East River Road and North Dodge Boulevard, Dec. 19, 12:14 a.m.

A boy staying at a group home for juvenile delinquents attempted to escape from deputies who were going to arrest him, but instead ran head-first into a 7-foot brick wall, a Pima County Sheriff's Department report said.

The boy and a friend allegedly filled glass bottles with gasoline they had taken from a storage closet at the VisionQuest Group Home, 3571 E. River Road. A witness said they then placed gas-soaked rags into the bottles, lit them on fire and lobbed them against a wooden fence surrounding the perimeter of the establishment.

Deputies decided to book the boys at Pima County Juvenile Detention Center, allegedly causing one of them to flee. Two staff members restrained him, the report said, after he hit the wall.

The other boy "was no problem at all," a deputy noted.


Tip Your Officer

UA Area, Dec. 23, 1:15 a.m.

A man suspected of driving drunk held out a $20 bill when asked to furnish his driver's license, proof of insurance and registration, a University of Arizona Police Department report said.

Clinton Royal Beebe, 21, retracted the bill, and then handed the officer his driver's license, the report said.

The officer wrote that the suspect smelled of alcohol and was reluctant to make eye contact.

Beebe, who said he was driving a company car, failed sobriety tests that were administered on the scene. A breath test showed he had a blood alcohol content of .155, well above the legal limit of .08. Beebe reportedly admitted drinking four beers at a local bar before getting behind the wheel.

An officer arrested Beebe for driving under the influence.

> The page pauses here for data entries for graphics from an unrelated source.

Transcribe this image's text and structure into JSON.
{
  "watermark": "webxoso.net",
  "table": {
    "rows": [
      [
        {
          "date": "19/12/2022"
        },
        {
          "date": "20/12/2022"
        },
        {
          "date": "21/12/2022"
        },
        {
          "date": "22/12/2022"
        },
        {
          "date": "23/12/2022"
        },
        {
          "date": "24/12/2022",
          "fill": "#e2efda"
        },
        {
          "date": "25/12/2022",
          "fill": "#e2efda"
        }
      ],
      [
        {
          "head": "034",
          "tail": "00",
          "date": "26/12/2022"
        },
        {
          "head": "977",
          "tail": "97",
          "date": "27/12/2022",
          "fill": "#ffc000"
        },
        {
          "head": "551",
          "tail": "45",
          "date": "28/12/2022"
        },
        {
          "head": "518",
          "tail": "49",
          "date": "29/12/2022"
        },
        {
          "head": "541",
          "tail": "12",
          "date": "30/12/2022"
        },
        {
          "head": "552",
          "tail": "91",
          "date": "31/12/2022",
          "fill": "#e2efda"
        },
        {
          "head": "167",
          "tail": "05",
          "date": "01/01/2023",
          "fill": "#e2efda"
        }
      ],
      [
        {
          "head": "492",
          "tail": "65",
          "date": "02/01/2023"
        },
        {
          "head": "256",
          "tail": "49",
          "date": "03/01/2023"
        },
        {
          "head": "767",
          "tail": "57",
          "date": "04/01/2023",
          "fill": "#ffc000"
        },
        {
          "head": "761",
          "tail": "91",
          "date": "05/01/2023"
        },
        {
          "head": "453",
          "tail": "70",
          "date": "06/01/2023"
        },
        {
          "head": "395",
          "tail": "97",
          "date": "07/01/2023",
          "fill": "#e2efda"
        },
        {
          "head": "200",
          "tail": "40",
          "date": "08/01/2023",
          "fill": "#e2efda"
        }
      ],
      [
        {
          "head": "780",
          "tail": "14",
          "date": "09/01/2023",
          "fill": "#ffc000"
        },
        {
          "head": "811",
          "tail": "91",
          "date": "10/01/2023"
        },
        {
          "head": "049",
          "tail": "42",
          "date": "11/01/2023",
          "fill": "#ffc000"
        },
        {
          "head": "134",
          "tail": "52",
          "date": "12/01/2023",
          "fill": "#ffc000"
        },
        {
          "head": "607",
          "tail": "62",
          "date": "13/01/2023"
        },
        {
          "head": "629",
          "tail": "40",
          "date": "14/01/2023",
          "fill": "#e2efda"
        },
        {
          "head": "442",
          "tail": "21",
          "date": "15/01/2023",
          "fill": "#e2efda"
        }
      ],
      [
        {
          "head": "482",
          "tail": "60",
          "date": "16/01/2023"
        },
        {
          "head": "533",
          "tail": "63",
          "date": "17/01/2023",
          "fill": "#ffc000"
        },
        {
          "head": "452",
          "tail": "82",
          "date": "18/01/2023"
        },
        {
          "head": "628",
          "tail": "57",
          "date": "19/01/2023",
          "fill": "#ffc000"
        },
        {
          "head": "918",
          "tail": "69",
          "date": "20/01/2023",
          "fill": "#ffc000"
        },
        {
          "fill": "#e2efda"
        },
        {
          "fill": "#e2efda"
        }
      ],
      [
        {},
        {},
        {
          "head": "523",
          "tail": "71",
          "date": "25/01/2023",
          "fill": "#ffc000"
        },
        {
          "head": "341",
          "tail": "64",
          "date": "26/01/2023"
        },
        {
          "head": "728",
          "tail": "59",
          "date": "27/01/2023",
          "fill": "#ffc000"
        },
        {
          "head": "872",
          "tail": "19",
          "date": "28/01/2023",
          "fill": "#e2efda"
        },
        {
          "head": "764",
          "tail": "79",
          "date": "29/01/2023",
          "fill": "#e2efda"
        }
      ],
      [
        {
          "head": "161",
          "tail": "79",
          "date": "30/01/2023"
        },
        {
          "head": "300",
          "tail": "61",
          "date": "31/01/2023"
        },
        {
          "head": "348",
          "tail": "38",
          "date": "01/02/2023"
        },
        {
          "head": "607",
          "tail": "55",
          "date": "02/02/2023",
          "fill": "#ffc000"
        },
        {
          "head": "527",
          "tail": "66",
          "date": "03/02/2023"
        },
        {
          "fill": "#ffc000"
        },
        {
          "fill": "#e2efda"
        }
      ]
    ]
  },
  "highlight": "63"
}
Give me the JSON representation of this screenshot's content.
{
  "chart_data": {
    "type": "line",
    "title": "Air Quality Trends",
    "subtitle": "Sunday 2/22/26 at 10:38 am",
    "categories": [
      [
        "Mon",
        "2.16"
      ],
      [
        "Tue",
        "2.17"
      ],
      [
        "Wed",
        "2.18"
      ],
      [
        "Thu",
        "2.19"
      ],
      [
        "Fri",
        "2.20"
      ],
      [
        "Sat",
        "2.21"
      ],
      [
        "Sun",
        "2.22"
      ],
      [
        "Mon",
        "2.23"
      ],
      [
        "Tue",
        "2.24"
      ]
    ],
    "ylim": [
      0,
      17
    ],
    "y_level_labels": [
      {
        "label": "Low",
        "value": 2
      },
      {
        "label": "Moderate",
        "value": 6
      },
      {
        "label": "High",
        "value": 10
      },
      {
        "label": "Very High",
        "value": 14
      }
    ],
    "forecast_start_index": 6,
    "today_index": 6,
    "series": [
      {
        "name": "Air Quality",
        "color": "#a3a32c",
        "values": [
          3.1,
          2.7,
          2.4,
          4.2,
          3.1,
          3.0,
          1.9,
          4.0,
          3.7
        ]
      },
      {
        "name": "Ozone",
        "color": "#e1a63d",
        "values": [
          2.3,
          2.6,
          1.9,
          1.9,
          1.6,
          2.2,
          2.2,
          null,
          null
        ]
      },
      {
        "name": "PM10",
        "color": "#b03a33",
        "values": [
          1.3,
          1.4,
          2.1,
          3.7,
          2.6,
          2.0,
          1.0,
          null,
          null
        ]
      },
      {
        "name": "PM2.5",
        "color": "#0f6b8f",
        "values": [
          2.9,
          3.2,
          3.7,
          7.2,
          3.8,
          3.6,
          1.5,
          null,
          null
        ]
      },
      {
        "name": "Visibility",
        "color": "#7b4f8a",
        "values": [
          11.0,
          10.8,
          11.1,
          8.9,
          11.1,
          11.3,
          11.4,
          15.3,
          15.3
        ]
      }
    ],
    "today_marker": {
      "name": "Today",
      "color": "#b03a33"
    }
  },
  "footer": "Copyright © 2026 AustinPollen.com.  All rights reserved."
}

The Mysterious Potato Bomb

West Overton Road and North La Cholla Boulevard, Dec. 17, 12:14 p.m.

A woman heard a loud noise while driving her son to karate class, and later discovered a potato lodged in her headlight, a PCSD report stated.

The woman said she was surrounded by two or three "SUV-type" vehicles when she heard the noise. She told a telephone operator that at first, she thought someone had blown a tire.

When she arrived at her destination, however, she found a potato had smashed a side headlight on her Ford Econoline van. The karate instructor told her he thought it was a "potato bomb."

Damages were estimated at $150. There were no suspects at the time of the report.